What I meant is that the condition you have will always be true: if (item.Context.GlobalProperties.TryGetValue("TaskName", out var taskName) && tasksToIncludeTelemetry.Contains(taskName)) is always true if each telemetry item has a proper task name on it. Each telemetry item will indeed have the right task name on it because Initializer will add "myCustomTask" for each item: //Attach a task name to each event public class ApplicationInsightsTaskInitializer : ITelemetryInitializer {

At least that's the way I read the code initially.

Understood. So it should be filtering them out. But it seems like somehow Status Monitor starts sniffing the process for instances of this console application.

The only reason I added the Status Monitor was to gather the SQL command text for SQL queries. According to the docs I read on MSDN, this was the recommended thing to do. Is this document still the recommended way of capturing this?
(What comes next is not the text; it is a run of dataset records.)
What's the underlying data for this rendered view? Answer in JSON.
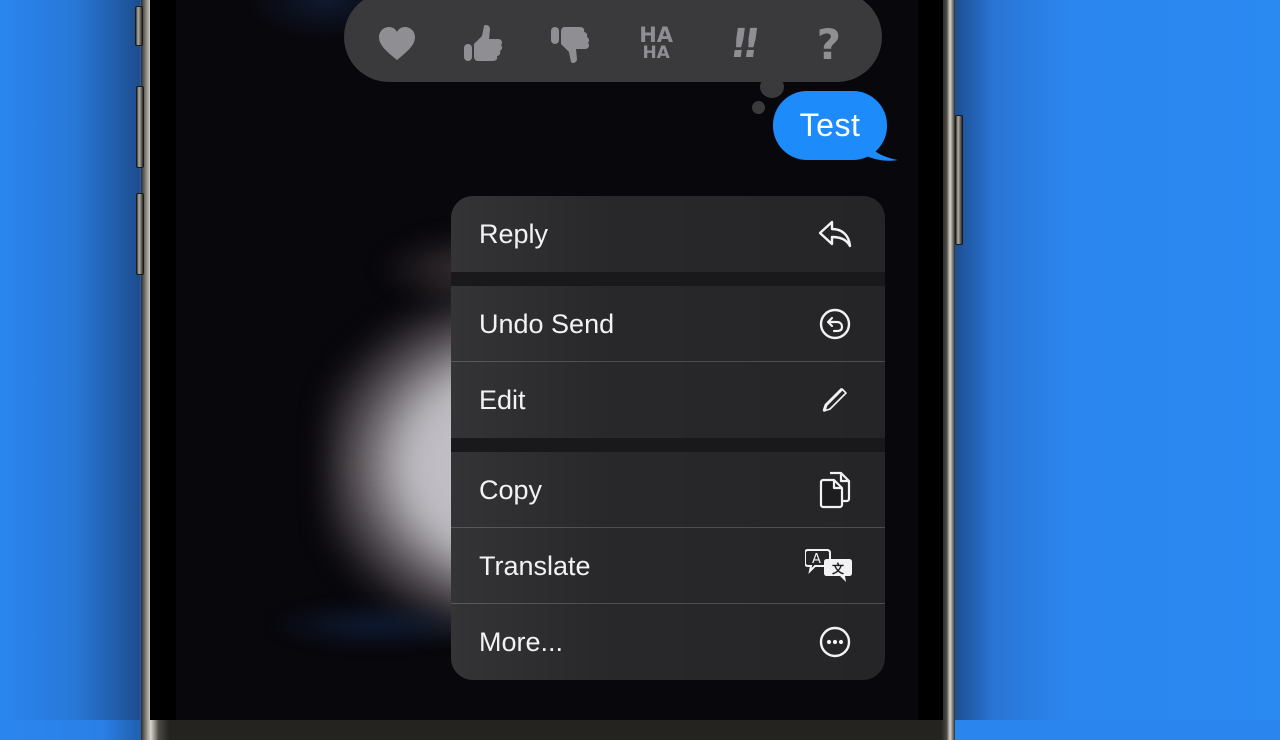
{
  "reactions": [
    {
      "name": "heart",
      "label": "Love"
    },
    {
      "name": "thumbs-up",
      "label": "Like"
    },
    {
      "name": "thumbs-down",
      "label": "Dislike"
    },
    {
      "name": "haha",
      "label": "HA HA",
      "line1": "HA",
      "line2": "HA"
    },
    {
      "name": "exclamation",
      "label": "!!"
    },
    {
      "name": "question",
      "label": "?"
    }
  ],
  "message": {
    "text": "Test",
    "bubble_color": "#1e8bfa"
  },
  "menu": {
    "items": [
      {
        "label": "Reply",
        "icon": "reply-arrow-icon"
      },
      {
        "label": "Undo Send",
        "icon": "undo-circle-icon"
      },
      {
        "label": "Edit",
        "icon": "pencil-icon"
      },
      {
        "label": "Copy",
        "icon": "copy-documents-icon"
      },
      {
        "label": "Translate",
        "icon": "translate-bubbles-icon"
      },
      {
        "label": "More...",
        "icon": "ellipsis-circle-icon"
      }
    ]
  },
  "colors": {
    "background_blue": "#2a86ee",
    "reaction_bar": "#3a3a3c",
    "reaction_glyph": "#8e8e93",
    "menu_bg": "#1d1d20",
    "menu_text": "#f2f2f4"
  }
}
Current constraints are a .NET Framework 4.6.1 hosted on a cloud VM instance.

https://docs.microsoft.com/en-us/azure/azure-monitor/app/asp-net-dependencies#advanced-sql-tracking-to-get-full-sql-query

Dmitry-Matveev commented 4 years ago

For full .NET Status Monitor is indeed a way to collect Sql query (on latest .NET core, SM is not needed and SQL command can be collected with SDK), but by default it will only attach a profiling piece to the ASP.NET applications hosted in IIS. It would not know about the console apps and it won't show them in its UI to enable for monitoring.

You can manually hook up the profiling piece that Status Monitor drops onto the machine into any .NET app, but that would require playing with profiling environment variables which I do not think you did in that case.

Are there some apps in IIS web server on that same machine? Status Monitor may onboard those to AI and you can get telemetry from them if Instrumentation Key is somehow propagated into those apps (e.g. environment variable APPINSIGHTS_INSTRUMENTATIONKEY)

bryancrosby commented 4 years ago

The overarching goal was to just try and get some SQL command text into App Insights, as well as the usual stuff that comes out of the box (HTTP, etc.). There are currently no other apps installed on the machine. IIS is not even installed as this is not a web application. Unfortunately, this app cannot be converted to .NET Core just quite yet.

Is there a document to set up the profiling variables so that console apps may send this data over? Everything else seems to work flawlessly out of the box, except for the SQL command text.

Dmitry-Matveev commented 4 years ago

Not really, it's not officially supported :)

I may hint though, that you may try to mimic what Status Monitor does to W3SVC registry key (Environment value under HKLM\System\CurrentControlSet\Services\W3SVC) and setup the same environment variables for your application before it starts (e.g. start from command line that has these variables set).

At your own risk with no support, though.

bryancrosby commented 4 years ago

Closing this as it's not technically supported